Run a simple example program:
./bin/alluxio runTests
Visit your GCS directory GCS_BUCKET/GCS_DIRECTORY
to verify the files and directories created by Alluxio exist. For this test, you should see files named like:
GCS_BUCKET/GCS_DIRECTORY/alluxio/data/default_tests_files/Basic_CACHE_THROUGH
To stop Alluxio, you can run:
./bin/alluxio-stop.sh local
GCS Access Control
If Alluxio security is enabled, Alluxio enforces the access control inherited from underlying object storage.
The GCS credentials specified in Alluxio config represents a GCS user. GCS service backend checks the user permission to the bucket and the object for access control. If the given GCS user does not have the right access permission to the specified bucket, a permission denied error will be thrown. When Alluxio security is enabled, Alluxio loads the bucket ACL to Alluxio permission on the first time when the metadata is loaded to Alluxio namespace.
Mapping from GCS user to Alluxio file owner
By default, Alluxio tries to extract the GCS user id from the credentials. Optionally, alluxio.underfs.gcs.owner.id.to.username.mapping
can be used to specify a preset gcs owner id to Alluxio username static mapping in the format “id1=user1;id2=user2”. The Google Cloud Storage IDs can be found at the console address. Please use the “Owners” one.
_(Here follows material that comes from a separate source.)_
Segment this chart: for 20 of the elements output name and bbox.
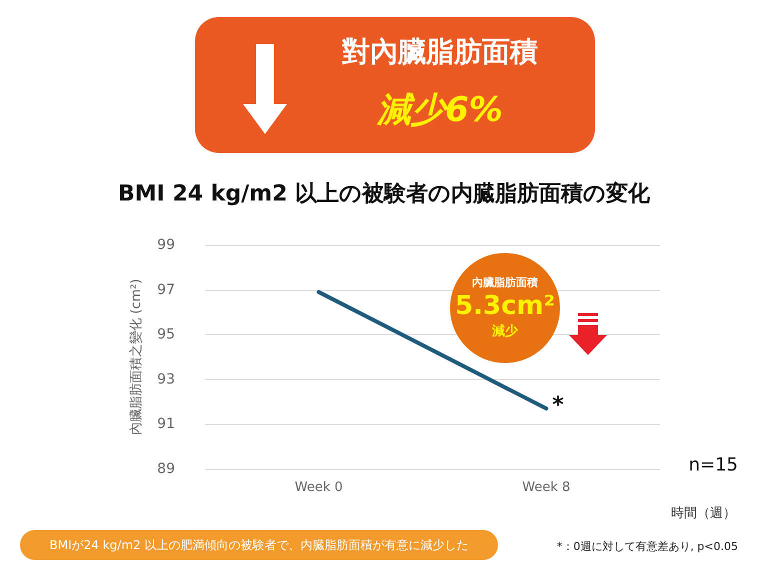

Mapping from GCS ACL to Alluxio permission
Alluxio checks the GCS bucket READ/WRITE ACL to determine the owner’s permission mode to a Alluxio file. For example, if the GCS user has read-only access to the underlying bucket, the mounted directory and files would have 0500 mode. If the GCS user has full access to the underlying bucket, the mounted directory and files would have 0700 mode.
Mount point sharing
If you want to share the GCS mount point with other users in Alluxio namespace, you can enable alluxio.underfs.object.store.mount.shared.publicly
.
Permission change
Command such as chown, chgrp, and chmod to Alluxio directories and files do NOT propagate to the underlying GCS buckets nor objects.